Technologically speaking, her previous phone was a dinosaur -- I'm talking about a non-touch-screen flip phone with a display that was practically the size of a postage stamp. But, being very momlike about the whole thing, she never complained. The ancient phone did its job, and she didn't wanted to spend the money to get something better.
So during a trip back home last month, I made it my mission to talk her into getting a better device. I went so far as to actually drive her to a cell phone dealer and ask an associate to walk her through her options.
She needed something easy to use. Something with navigation. Something with a better camera, because she loves taking pictures.
Basically, she needed a phone that wasn't 8 years old. (I wish that was just an exaggeration, but it's really not.)
Eventually, she picked one.
And while my brothers and I are happy that she has a new phone and a growing sense of independence, there's one tiny, unforeseen consequence:
My mom learned how to text.
Sounds harmless enough, right? Truthfully, I don't mind the occasional text. But I'm getting texts from her at 6:22 a.m. with "Good morning Lynn!" -- eight precious minutes before my alarm goes off -- and texts letting me know she's at the doctor's office or out and about.
Sometimes, these texts are a hundred words or so long.

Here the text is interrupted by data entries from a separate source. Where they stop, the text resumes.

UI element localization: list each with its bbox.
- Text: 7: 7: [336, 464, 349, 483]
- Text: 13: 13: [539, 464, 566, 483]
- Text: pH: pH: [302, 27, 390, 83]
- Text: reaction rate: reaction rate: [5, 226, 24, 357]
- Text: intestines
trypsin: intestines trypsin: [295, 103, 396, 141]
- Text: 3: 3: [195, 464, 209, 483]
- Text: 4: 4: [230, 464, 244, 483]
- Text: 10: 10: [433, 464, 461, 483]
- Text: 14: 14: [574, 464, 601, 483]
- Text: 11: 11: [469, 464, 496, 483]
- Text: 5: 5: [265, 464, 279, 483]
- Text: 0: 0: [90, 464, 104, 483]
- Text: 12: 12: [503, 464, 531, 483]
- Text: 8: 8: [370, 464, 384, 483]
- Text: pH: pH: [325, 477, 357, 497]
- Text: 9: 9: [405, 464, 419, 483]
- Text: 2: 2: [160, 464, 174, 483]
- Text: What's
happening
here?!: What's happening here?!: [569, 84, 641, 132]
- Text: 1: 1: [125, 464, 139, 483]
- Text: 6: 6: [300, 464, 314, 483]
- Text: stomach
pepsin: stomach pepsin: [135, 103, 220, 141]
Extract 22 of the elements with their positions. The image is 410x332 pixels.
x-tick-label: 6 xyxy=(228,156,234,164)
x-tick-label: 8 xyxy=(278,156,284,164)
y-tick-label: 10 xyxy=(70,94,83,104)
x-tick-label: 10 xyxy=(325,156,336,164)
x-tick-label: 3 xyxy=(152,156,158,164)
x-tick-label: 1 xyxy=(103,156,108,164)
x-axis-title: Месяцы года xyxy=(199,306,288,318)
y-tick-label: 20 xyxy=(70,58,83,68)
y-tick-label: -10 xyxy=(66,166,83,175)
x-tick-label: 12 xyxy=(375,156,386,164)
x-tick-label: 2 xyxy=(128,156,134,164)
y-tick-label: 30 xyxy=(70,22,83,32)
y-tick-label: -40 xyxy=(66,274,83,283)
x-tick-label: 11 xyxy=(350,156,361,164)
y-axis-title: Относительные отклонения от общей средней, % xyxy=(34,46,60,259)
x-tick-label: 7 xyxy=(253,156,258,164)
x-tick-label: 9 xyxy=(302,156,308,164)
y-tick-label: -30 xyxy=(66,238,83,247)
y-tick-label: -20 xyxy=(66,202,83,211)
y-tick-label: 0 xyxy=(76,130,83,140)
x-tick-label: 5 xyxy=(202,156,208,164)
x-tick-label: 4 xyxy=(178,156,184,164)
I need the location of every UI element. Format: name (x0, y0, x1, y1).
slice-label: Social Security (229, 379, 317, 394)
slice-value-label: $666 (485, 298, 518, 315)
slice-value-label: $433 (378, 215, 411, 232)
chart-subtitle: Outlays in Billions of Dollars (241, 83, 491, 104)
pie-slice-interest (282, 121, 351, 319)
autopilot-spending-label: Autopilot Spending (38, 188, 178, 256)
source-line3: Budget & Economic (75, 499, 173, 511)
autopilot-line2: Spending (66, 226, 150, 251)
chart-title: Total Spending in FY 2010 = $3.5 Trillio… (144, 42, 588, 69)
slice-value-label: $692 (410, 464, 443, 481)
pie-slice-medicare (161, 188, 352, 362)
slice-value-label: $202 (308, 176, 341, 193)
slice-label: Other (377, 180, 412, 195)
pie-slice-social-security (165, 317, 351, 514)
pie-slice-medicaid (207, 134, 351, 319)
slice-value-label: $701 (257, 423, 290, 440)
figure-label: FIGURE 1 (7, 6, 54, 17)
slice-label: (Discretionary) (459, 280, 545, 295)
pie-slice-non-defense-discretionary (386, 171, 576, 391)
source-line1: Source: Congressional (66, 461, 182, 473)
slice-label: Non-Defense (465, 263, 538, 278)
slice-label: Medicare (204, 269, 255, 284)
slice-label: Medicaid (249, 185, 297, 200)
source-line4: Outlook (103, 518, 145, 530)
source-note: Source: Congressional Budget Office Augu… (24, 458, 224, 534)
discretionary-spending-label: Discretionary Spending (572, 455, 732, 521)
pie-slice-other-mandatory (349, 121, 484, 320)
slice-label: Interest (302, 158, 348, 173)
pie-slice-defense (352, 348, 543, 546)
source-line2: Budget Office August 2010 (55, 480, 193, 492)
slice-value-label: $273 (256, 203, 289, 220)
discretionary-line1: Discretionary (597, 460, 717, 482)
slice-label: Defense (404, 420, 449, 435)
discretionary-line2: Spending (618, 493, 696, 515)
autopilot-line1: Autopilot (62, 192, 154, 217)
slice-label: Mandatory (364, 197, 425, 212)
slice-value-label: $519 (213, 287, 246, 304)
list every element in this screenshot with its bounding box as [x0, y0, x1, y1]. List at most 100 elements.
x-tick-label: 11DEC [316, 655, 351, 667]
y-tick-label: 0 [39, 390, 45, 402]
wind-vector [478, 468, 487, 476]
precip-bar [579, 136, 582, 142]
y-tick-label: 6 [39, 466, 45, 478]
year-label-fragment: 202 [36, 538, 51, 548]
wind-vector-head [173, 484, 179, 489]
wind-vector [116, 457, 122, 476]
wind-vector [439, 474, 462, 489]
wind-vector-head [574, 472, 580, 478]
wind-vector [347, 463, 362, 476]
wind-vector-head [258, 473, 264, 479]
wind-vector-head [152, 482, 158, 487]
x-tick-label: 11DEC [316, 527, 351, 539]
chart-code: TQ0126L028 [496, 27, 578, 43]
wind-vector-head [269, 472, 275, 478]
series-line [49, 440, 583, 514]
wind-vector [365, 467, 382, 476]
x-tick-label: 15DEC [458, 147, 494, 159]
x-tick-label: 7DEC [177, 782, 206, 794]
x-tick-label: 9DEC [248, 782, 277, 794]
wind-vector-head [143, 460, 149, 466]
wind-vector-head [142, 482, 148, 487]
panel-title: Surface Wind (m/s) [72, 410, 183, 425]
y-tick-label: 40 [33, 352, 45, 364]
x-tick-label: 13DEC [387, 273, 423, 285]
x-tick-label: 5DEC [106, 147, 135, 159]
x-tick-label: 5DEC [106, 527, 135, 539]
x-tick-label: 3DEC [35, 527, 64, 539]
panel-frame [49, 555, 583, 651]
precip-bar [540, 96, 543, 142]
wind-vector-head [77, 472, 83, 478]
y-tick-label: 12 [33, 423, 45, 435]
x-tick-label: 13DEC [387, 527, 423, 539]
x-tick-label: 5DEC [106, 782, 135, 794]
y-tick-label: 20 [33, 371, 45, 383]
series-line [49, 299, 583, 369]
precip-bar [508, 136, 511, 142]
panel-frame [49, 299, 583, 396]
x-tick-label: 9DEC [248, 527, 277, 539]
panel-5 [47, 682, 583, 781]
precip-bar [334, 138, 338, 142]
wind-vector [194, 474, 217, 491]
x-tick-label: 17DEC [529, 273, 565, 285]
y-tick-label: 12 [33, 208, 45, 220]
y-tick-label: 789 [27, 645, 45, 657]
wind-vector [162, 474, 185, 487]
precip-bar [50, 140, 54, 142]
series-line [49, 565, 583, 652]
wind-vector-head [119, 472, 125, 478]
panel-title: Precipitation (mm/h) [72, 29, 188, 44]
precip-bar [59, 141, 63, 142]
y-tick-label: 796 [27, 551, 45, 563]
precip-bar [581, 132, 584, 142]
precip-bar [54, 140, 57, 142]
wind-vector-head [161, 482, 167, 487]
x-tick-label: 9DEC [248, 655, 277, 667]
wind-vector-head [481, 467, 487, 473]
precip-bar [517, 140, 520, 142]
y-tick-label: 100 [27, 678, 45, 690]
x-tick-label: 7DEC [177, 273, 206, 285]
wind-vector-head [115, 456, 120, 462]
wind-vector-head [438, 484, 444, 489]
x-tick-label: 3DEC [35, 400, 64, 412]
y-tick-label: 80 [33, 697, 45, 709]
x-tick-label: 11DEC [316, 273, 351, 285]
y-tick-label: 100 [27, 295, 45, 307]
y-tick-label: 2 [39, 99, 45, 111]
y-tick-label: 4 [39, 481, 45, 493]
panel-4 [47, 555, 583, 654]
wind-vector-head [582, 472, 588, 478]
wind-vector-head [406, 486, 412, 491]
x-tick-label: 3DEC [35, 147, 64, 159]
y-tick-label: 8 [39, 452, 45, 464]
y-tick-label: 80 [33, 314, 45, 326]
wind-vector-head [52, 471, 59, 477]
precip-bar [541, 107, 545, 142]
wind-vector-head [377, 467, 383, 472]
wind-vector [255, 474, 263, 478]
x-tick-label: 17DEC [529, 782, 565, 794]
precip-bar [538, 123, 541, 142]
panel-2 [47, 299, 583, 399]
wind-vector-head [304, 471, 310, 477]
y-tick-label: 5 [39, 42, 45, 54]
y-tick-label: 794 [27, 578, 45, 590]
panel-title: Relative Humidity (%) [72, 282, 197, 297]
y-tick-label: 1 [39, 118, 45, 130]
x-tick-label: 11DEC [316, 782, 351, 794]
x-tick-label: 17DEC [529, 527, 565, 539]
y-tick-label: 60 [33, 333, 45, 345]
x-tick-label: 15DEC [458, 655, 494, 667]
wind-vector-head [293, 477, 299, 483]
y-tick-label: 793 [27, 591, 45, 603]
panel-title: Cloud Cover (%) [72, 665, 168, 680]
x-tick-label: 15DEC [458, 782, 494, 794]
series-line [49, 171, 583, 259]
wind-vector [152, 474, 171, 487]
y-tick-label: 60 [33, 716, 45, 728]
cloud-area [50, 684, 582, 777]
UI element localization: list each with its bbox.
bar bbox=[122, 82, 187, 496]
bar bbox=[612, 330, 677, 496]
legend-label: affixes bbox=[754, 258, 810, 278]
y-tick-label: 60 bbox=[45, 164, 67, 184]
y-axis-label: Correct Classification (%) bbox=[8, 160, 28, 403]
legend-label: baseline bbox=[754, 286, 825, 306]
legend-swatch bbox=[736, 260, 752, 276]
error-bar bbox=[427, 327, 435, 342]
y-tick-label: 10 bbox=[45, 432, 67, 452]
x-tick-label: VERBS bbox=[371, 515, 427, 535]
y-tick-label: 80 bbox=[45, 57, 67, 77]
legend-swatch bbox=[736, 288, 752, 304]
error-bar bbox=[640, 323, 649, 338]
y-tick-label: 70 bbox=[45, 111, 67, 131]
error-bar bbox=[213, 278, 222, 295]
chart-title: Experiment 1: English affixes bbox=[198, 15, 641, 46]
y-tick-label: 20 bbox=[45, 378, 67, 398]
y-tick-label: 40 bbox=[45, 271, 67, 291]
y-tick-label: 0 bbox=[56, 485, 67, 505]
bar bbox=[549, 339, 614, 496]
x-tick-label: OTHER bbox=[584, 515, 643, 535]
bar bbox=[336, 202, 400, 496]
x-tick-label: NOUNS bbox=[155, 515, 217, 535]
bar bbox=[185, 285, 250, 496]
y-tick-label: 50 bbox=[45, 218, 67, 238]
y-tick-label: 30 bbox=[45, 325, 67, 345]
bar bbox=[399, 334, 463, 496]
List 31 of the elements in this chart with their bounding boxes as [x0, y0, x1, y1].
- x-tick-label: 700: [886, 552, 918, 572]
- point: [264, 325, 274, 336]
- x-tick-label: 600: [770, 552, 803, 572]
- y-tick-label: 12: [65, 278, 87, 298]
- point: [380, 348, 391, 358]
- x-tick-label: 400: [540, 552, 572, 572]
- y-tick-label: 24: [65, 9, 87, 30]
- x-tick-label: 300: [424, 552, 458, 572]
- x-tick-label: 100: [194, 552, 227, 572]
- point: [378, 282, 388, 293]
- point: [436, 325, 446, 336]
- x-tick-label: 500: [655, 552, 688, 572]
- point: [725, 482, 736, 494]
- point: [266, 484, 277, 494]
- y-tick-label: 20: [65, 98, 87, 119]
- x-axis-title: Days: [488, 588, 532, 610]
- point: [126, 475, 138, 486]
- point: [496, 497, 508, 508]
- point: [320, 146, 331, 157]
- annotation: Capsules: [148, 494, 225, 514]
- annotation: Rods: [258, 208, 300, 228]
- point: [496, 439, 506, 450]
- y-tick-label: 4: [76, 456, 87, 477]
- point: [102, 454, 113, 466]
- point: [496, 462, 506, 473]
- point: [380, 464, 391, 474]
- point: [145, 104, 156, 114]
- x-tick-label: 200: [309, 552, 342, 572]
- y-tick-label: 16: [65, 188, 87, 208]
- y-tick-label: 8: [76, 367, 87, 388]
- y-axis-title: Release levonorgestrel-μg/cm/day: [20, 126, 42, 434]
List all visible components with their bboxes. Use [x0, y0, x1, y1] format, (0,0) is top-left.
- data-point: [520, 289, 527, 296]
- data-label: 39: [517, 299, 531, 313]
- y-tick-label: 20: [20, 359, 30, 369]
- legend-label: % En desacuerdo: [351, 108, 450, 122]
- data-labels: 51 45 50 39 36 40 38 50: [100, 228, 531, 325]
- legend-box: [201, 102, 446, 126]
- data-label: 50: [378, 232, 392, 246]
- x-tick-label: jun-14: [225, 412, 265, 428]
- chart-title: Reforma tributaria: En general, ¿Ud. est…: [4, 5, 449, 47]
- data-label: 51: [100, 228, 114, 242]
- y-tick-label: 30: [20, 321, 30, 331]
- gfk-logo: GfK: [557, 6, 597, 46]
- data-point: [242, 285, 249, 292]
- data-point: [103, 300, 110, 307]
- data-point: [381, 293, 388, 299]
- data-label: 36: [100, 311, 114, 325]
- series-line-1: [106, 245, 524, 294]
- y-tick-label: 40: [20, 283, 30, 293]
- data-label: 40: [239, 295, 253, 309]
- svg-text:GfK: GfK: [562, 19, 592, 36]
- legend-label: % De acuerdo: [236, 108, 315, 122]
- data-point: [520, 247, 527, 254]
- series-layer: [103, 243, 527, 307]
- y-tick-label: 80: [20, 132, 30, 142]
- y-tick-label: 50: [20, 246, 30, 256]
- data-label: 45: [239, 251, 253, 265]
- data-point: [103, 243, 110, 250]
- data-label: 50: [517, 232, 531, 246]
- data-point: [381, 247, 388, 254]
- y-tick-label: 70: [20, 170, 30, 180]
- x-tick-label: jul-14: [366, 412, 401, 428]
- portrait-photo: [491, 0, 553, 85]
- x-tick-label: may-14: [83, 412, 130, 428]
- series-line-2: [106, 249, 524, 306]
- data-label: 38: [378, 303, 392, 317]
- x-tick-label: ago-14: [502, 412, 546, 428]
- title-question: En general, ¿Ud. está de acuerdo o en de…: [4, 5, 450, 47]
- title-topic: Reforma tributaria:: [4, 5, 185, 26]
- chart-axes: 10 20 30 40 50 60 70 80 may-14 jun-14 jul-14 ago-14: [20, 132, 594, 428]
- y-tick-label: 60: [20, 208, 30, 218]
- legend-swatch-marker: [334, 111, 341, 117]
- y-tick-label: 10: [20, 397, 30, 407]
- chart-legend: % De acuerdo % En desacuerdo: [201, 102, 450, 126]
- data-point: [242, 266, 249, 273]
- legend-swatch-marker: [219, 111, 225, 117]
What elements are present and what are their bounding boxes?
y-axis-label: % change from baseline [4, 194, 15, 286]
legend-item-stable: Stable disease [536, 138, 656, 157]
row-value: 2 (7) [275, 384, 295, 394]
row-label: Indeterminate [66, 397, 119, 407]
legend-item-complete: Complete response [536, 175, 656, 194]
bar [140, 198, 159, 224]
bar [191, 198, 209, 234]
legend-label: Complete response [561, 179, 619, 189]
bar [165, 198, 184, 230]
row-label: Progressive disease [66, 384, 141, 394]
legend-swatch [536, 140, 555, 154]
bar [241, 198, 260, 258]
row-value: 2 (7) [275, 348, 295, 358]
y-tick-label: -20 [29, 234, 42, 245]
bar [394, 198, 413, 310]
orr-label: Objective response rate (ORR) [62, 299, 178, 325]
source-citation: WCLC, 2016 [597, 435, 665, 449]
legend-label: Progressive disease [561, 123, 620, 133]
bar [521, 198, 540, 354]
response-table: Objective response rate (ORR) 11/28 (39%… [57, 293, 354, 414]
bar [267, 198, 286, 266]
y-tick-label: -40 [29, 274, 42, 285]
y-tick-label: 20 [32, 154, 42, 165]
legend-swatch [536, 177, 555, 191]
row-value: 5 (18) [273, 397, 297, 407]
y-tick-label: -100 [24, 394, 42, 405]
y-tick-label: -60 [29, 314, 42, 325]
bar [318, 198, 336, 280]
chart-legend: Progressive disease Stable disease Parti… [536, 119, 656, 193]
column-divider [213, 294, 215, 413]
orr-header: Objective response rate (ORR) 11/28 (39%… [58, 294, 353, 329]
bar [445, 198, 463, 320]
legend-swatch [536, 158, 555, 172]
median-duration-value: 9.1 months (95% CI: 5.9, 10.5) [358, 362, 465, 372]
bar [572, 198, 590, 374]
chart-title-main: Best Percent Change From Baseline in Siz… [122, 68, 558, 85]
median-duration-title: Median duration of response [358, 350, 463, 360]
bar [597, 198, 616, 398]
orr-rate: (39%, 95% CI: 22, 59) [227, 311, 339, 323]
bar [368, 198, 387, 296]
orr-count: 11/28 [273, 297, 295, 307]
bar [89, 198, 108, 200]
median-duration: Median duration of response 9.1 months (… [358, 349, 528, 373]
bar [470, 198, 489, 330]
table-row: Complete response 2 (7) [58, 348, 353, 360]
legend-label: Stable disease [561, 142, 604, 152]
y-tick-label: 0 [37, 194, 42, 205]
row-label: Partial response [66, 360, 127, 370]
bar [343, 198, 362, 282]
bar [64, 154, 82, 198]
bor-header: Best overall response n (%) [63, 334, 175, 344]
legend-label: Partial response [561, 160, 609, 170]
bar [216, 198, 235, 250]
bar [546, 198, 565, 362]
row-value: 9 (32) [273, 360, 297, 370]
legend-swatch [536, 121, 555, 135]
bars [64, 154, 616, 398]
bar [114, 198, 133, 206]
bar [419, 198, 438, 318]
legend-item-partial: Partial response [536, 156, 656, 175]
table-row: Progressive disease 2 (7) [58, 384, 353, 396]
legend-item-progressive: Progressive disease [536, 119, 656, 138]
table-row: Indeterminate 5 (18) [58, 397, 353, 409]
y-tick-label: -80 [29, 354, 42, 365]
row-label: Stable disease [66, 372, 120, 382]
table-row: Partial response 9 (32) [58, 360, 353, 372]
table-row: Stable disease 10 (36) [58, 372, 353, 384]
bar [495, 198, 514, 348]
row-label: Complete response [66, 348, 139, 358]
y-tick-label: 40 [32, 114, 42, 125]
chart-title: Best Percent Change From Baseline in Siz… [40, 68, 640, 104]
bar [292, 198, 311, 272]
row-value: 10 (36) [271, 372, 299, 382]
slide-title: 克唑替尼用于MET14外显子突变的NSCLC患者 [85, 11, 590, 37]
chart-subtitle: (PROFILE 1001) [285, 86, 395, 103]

They're like little texted novels.
And all the texted smiley and winky faces throughout the day, too, are making me rethink my efforts to bring her into the 21st century.
Ignore the texts, you say? Impossible. People can't just ignore texts. We're conditioned to physically react to the buzz-buzz of our phones whenever a new text is received.
E-mails can be put off, but texts can't. And now she knows it.
In the grand scheme of things, my mom's fascination with texting isn't a bad thing.
My brothers and I might complain about it, maybe even roll our eyes and think "Oh Mom," but it's a small price to pay.
A few random smiley and winky faces are better than no communication at all.
Besides, the texting will probably die down as soon as the excitement over the new phone subsides.